I was keen to hear and meet this year’s guest speaker Hamish Ludbrook, 18-year-old Scotch College student whose great grandfather was James Park Woods who had received a Victoria Cross for conspicuous bravery and devotion to duty near Le Verguier in France on 18 September 1918. I had become close to ‘our Jimmy’ as he was called by the media at the time whilst researching for the travelling exhibition Bravest of the Brave, a collaborative project between History SA and Veterans SA, about the eight South Australians awarded the Victoria Cross during the First World War. In fact I had just collected the display from Two Wells where it had been exhibited for the past month at their RSL sub branch. The son of a local blacksmith, Private Woods had been born at Two Wells and his mother, who died when he was just a boy, is buried in the town cemetery. Hamish wore a replica of his great grandfather’s Victoria Cross with pride throughout the ceremony and spoke movingly how he had heard stories from his grandmother how Woods’ war experience had affected him both physically and mentally.

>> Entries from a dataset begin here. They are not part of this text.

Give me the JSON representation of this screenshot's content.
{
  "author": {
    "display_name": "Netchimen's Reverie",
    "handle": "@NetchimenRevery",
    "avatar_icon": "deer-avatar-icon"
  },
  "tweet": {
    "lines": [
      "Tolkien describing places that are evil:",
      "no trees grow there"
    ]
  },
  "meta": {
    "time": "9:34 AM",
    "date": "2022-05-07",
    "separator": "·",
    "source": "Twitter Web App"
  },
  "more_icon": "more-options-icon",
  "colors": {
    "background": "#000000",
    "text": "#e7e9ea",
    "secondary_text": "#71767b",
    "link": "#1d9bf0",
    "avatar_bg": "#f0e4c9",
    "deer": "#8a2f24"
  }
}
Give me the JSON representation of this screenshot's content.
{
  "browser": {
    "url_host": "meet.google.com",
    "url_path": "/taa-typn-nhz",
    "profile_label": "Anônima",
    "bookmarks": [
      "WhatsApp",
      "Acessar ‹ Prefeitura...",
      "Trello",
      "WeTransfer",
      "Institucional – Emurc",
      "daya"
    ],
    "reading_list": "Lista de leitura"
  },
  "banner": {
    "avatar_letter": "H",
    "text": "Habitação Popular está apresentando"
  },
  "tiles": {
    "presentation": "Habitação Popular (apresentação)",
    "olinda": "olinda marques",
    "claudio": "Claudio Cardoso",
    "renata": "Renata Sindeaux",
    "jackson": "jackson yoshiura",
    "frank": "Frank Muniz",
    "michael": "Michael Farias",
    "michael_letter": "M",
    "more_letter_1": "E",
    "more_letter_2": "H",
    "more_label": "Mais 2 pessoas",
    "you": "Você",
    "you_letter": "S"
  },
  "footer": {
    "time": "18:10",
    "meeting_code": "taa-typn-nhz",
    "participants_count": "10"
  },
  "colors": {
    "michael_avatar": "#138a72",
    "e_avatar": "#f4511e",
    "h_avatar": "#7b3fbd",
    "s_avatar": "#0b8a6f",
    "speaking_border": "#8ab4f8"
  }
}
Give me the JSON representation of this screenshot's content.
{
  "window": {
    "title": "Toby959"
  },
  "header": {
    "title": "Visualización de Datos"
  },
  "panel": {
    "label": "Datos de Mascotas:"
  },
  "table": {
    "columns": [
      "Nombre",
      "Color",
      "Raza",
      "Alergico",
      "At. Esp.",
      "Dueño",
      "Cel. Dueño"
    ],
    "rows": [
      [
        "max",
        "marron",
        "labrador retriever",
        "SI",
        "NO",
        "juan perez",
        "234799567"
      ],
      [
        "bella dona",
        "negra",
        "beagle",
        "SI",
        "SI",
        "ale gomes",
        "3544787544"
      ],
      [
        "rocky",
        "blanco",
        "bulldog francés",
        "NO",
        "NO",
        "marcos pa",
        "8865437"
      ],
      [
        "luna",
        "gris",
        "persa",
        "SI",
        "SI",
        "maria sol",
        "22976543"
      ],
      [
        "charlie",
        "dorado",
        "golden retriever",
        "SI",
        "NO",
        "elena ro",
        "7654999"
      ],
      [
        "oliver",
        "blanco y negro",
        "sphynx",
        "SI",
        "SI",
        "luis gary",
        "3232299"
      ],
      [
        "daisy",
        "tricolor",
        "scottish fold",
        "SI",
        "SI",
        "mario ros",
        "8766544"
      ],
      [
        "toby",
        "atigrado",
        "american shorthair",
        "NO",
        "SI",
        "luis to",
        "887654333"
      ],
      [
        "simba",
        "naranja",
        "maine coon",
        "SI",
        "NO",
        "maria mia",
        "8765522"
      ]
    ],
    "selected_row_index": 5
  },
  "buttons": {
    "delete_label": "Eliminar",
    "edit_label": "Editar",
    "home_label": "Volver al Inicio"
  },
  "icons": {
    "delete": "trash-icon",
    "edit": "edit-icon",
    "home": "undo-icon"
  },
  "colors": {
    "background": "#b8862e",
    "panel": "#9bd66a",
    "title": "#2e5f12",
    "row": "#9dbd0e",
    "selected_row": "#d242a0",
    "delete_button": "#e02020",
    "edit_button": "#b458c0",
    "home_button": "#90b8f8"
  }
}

It seemed a special place to be remembering those in our lives past and present effected by war. We were gathered beside the great marble Cross of Remembrance and beneath the boughs of two pine trees which had been propagated from seeds brought back from Gallipoli’s Lone Pine. All around us we could see and hear the flapping of hundreds of small Australian flags, each one planted on the site of a grave or memorial rose tree belonging to a returned service person in the green expanse of the Derrick Gardens, established in 1956 and named after South Australian WWII Victoria Cross recipient Lieutenant Thomas Derrick.
Along with the Catafalque Party made up of four Air Force Cadets, the service’s pomp and ceremony was heightened by the presence of two members of the Barossa Light Horse Historical Association on horseback and others from Re-Enact SA in WWII uniforms while the Scotch College Pipes & Drums Band completed the stirring procession. After the official laying of wreaths, Raymond Gordon Baldwin OAM read the Ode to the Fallen followed by the Last Post and traditional One Minute’s Silence. The singing of the National Anthem and a beautiful rendition of the famous poem ‘In Flanders Fields’ by the Walford School for Girls’ Capella choir concluded the official proceedings before we adjourned to the Jubilee Complex for morning tea.
There was an exhibition by the to view in the complex and I’m pleased to report that the Bravest of the Brave exhibition will be displayed here for the Remembrance Day Service in 2014 which also commemorates the centenary of the start of the First World War. Currently it is on display at Stirling’s Coventry Library until 9 December and at various venues all over South Australia throughout 2013.